Immer höhere Schulden Finanzielle Situation in Düsseldorf so angespannt wie lange nicht mehr
Düsseldorf · Immer mehr Schulden, immer mehr Risiken: Die finanzielle Situation der Stadt ist so angespannt wie lange nicht. Das schwarz-grüne Bündnis steht unter Druck. Die FDP stellt eine jüngst getätigte Großinvestition in Frage.

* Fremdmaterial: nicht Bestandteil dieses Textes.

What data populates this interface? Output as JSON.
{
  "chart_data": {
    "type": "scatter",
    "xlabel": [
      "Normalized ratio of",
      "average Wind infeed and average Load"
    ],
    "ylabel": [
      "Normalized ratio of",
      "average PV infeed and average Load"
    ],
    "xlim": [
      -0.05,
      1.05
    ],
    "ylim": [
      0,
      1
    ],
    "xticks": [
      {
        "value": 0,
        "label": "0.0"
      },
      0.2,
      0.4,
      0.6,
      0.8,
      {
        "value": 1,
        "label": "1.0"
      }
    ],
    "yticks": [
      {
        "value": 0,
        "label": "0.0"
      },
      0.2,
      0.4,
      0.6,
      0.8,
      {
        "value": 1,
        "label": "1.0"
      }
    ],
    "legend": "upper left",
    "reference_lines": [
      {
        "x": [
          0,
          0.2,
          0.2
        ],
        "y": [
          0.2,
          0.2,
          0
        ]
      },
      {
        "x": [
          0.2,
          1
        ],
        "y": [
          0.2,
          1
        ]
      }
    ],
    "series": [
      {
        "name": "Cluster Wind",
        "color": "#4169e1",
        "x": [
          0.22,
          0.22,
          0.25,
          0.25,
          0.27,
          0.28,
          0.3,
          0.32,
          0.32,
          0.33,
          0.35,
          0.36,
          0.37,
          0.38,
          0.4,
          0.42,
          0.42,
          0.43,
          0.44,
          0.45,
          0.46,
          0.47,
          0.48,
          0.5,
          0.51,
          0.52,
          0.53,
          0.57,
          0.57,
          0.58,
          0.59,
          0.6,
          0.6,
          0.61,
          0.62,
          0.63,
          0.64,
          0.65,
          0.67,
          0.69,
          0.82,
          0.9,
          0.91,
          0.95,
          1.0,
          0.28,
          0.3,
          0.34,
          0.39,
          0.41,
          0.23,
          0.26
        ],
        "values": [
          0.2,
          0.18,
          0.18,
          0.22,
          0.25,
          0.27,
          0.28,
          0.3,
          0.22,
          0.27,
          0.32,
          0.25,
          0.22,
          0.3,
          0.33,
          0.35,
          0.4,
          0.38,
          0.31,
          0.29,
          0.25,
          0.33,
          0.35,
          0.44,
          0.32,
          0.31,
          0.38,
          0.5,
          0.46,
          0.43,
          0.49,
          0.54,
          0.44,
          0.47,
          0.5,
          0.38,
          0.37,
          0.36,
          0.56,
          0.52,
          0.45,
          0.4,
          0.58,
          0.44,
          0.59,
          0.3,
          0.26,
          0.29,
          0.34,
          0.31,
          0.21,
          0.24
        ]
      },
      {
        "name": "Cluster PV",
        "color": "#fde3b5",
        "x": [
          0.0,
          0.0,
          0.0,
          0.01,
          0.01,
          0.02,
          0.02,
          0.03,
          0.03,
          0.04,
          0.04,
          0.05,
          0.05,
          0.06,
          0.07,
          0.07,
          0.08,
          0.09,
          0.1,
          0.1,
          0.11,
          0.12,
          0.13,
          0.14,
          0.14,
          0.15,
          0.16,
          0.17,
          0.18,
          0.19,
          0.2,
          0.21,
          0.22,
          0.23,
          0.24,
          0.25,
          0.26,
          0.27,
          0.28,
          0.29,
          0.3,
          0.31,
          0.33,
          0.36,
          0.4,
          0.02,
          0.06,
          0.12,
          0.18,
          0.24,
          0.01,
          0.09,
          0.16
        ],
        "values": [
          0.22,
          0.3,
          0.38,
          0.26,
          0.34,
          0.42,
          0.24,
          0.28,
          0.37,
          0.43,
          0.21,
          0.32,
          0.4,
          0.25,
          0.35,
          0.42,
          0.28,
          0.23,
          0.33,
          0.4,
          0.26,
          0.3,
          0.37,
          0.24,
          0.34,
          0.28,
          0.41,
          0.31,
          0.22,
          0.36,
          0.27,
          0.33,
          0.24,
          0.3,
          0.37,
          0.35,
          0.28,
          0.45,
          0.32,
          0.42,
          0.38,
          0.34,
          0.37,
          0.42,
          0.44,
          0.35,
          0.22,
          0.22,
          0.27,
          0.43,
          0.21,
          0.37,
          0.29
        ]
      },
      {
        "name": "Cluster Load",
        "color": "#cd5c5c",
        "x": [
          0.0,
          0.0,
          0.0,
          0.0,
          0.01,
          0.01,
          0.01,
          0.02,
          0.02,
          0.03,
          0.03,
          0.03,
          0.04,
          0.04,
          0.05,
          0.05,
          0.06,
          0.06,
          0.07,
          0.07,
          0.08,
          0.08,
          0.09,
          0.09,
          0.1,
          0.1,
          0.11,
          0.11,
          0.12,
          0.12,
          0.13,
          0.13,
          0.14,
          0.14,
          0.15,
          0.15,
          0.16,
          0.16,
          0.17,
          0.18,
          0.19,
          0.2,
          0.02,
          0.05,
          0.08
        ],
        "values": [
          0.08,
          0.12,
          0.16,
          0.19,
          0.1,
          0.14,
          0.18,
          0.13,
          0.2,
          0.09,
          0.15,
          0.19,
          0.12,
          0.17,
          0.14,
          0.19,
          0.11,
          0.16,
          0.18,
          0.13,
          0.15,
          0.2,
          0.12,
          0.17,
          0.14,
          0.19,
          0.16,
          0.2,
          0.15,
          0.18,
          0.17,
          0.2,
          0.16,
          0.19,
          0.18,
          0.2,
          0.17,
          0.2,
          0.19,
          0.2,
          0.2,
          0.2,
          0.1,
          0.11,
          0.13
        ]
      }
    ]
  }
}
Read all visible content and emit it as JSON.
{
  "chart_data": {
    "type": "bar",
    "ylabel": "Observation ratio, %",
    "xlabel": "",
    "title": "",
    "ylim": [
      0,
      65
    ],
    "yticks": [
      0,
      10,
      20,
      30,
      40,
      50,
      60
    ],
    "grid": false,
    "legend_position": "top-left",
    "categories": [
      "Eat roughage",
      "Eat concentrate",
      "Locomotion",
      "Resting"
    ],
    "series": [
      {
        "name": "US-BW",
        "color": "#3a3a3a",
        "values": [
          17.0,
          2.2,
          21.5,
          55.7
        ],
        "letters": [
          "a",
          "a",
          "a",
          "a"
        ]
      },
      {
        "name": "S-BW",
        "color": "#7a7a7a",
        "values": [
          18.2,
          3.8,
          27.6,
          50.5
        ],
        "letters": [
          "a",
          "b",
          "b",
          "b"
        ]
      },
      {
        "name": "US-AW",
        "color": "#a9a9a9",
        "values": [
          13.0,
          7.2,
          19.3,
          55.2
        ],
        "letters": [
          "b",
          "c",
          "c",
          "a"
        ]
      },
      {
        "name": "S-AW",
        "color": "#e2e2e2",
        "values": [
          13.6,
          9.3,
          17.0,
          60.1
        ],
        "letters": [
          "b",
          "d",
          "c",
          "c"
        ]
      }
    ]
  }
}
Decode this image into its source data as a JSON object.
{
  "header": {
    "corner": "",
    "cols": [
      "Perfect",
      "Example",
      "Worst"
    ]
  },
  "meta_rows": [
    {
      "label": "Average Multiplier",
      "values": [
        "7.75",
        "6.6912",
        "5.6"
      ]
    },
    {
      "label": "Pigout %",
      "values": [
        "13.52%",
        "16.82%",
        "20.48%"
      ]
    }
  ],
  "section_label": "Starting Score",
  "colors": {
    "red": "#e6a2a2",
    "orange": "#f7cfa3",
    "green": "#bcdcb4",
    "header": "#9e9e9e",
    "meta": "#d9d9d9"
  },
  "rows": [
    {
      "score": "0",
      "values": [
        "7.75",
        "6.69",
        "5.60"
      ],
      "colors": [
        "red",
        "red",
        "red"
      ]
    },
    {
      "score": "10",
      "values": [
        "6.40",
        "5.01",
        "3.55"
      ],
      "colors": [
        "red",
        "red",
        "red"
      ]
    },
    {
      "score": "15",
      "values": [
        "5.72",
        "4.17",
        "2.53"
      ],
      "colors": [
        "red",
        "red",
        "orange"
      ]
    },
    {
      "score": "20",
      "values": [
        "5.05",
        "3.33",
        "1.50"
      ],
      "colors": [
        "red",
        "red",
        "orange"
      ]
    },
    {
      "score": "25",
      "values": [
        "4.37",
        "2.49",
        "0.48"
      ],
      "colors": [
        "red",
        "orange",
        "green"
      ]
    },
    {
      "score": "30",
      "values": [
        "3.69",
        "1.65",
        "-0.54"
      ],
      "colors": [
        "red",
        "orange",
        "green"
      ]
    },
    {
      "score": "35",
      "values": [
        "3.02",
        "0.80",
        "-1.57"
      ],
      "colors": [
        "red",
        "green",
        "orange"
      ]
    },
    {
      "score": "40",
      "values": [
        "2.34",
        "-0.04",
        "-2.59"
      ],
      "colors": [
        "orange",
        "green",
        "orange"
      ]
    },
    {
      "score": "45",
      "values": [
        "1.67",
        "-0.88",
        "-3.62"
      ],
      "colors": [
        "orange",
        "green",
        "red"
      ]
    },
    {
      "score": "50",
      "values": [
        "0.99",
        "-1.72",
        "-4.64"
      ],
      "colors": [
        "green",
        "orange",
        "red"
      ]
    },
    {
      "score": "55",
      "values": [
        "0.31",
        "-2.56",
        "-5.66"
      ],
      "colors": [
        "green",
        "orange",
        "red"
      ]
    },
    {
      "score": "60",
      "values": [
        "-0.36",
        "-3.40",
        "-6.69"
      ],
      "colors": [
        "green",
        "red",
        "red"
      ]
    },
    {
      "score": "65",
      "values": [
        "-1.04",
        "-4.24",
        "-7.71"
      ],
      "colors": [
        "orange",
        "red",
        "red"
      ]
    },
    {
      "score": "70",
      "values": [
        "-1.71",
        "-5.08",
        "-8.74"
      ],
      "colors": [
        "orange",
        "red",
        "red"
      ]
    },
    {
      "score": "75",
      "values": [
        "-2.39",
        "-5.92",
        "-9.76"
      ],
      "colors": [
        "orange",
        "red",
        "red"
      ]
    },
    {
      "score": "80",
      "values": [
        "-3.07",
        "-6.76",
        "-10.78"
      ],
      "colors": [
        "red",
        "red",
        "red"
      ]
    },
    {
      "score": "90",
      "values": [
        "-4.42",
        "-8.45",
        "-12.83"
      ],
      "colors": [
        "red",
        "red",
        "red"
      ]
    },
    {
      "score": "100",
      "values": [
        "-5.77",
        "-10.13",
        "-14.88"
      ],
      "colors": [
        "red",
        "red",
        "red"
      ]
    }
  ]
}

Düsseldorf steckt immer tiefer in den Miesen. Neben der ohnehin geplanten Neuverschuldung belasten auch die explodierenden Bau- und Energiepreise die Stadtkasse. Die wichtigsten Antworten:
Wie hoch sind die Schulden?
Früher rühmte sich Düsseldorf mit seiner wirtschaftlichen Schuldenfreiheit, im Februar 2021 hat der Rat unter dem Druck der Corona-Pandemie den Weg dafür freigemacht, dass die Stadt wieder Kredite bei Banken aufnehmen darf. Das wird rege genutzt: Wie die Kämmerei auf Anfrage mitteilt, belaufen sich die Investitionskredite inzwischen auf 220 Millionen Euro. Bis zum Jahresende soll sich die Summe auf 412,5 Millionen Euro noch mal fast verdoppeln. Darüber hinaus leiht sich die Kämmerei inzwischen kurzfristig Geld, um zwischen den Hebeterminen für die Gewerbesteuer flüssig zu bleiben.
Das zweite Problem: Düsseldorf hat derzeit erheblich höhere Ausgaben als Einnahmen. Für das laufende Jahr wurde mit einem hohen Defizit von 132,6 Millionen Euro geplant, dazu kommt ein Minus von 107 Millionen Euro wegen der Pandemie, das im Haushalt getrennt ausgewiesen werden darf. Eine Rückkehr zu einem sogenannten strukturell ausgeglichenen Haushalt ist nicht in Sicht.
Wie sind die weiteren Aussichten?
Die nächsten Jahre werden schwierig. Es zeichnen sich unter anderem als Folge des Ukraine-Kriegs weitere besondere Probleme ab. Die explodierenden Baukosten machen sich genauso bemerkbar wie die steigenden Energiekosten. Dazu kommen die zuletzt alarmierenden Signale aus der hiesigen Wirtschaft. Viele Düsseldorfer Unternehmen hatten zuletzt bei einer IHK-Umfrage angegeben, dass sie mit einer Verschlechterung ihrer Situation rechnen.
Nach dem derzeitigen Stand der Planungen wird im Jahr 2024 die wichtige Ausgleichsrücklage vollständig verzehrt sein, es schwinden also die letzten finanziellen Rücklagen. Dadurch funktioniert auch die Querverrechnung der Stadttöchter in der städtischen Holding nicht mehr, was im Haushalt zu spüren sein wird. „Die Zukunft birgt erhebliche Risiken“, sagt Stadtkämmerin Dorothée Schneider.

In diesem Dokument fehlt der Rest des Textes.